Genetic Characteristics and Clinical Manifestations of Foveal Hypoplasia in Familial Exudative Vitreoretinopathy.

PURPOSE

This study aimed to ascertain the occurrence of foveal hypoplasia (FH) in individuals diagnosed with familial exudative vitreoretinopathy (FEVR).

DESIGN

Retrospective cohort study.

METHODS

In this study, FEVR families and sporadic cases were diagnosed at the Eye and ENT Hospital, Fudan University, between 2017 and 2023. All patients attended routine ophthalmologic examinations and genetic screenings. The classification of FH was determined using optical coherence tomography (OCT) scans.

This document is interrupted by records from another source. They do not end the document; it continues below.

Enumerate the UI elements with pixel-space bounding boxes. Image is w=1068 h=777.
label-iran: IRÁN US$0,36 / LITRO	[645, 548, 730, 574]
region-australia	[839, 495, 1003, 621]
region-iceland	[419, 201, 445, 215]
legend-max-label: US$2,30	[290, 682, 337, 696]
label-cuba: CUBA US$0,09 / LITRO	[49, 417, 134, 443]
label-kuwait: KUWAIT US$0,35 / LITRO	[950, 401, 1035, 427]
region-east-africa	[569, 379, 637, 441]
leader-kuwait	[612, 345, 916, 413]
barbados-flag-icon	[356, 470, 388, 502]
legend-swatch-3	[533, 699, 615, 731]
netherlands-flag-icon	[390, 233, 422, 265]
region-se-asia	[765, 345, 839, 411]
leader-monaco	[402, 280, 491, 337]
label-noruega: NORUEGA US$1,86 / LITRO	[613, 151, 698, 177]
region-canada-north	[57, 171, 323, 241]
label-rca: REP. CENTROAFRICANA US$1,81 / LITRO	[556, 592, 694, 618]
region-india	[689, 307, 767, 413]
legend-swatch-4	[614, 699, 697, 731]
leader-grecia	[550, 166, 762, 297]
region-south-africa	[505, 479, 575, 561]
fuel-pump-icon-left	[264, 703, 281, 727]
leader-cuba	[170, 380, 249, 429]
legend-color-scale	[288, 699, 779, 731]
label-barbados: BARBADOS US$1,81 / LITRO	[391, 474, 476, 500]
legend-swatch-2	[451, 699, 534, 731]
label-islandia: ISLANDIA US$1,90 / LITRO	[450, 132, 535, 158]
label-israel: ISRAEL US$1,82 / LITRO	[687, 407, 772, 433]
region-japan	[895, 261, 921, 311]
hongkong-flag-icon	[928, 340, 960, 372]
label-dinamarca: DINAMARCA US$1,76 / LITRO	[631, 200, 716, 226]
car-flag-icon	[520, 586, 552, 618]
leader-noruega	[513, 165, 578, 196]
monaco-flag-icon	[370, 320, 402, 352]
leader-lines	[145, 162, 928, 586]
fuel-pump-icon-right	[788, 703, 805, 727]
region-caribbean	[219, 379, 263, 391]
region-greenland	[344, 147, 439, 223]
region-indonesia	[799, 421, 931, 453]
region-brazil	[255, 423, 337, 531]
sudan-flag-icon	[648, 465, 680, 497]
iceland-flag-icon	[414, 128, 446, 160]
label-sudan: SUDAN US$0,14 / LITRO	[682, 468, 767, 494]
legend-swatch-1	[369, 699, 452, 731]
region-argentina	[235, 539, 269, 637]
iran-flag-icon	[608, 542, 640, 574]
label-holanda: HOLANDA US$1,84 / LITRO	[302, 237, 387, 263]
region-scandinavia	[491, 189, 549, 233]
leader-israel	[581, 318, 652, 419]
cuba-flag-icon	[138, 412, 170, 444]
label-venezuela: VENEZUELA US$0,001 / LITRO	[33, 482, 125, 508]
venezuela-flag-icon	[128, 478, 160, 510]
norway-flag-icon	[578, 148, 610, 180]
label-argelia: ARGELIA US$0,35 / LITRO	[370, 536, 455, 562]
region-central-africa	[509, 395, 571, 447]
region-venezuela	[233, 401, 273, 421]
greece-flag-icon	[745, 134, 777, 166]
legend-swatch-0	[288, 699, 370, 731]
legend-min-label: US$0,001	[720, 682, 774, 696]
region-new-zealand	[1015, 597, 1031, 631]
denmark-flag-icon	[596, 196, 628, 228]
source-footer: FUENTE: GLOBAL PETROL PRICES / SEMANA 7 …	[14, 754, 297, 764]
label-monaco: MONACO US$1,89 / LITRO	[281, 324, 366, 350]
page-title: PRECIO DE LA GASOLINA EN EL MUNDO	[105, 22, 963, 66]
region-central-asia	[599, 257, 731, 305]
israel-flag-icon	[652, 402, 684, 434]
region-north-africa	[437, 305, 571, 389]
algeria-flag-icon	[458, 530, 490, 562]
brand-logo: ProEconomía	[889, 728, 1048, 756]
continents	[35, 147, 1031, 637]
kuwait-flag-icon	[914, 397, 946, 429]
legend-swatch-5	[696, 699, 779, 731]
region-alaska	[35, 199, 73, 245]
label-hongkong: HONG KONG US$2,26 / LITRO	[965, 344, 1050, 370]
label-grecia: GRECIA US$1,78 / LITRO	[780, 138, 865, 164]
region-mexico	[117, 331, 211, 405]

The FH condition was classified into 2 subgroups: group A (FH being limited to the inner layers) and group B (FH affecting the outer layers). A total of 102 eyes from 58 patients were suitable for analysis.

RESULTS

Forty-nine mutations in LRP5, FZD4, NDP, TSPAN12, KIF11, CTNNB1, and ZNF408 were examined and detected, with 26 of them being novel. Forty-seven eyes (46.1%) revealed FH. The majority (53.2%) were due to the typical grade 1 FH. Patients with mutations in LRP5 and KIF11 were found to exhibit a higher prevalence of FH (P = .0088). Group B displayed the lowest visual acuity compared with group A (P = .048) and the group without FH (P < .001). The retinal arteriolar angle in group B was significantly smaller than in group A (P = .001) and those without FH (P < .001).

CONCLUSIONS

This study offers a new diagnostic approach and expands the spectrum of FEVR mutations. LRP5 and KIF11 were found to be more susceptible to causing FH in patients with FEVR. FEVR eyes with FH exhibited both greater visual impairment and reduced retinal arteriolar angles. The assessment of foveal status in patients with FEVR should be valued.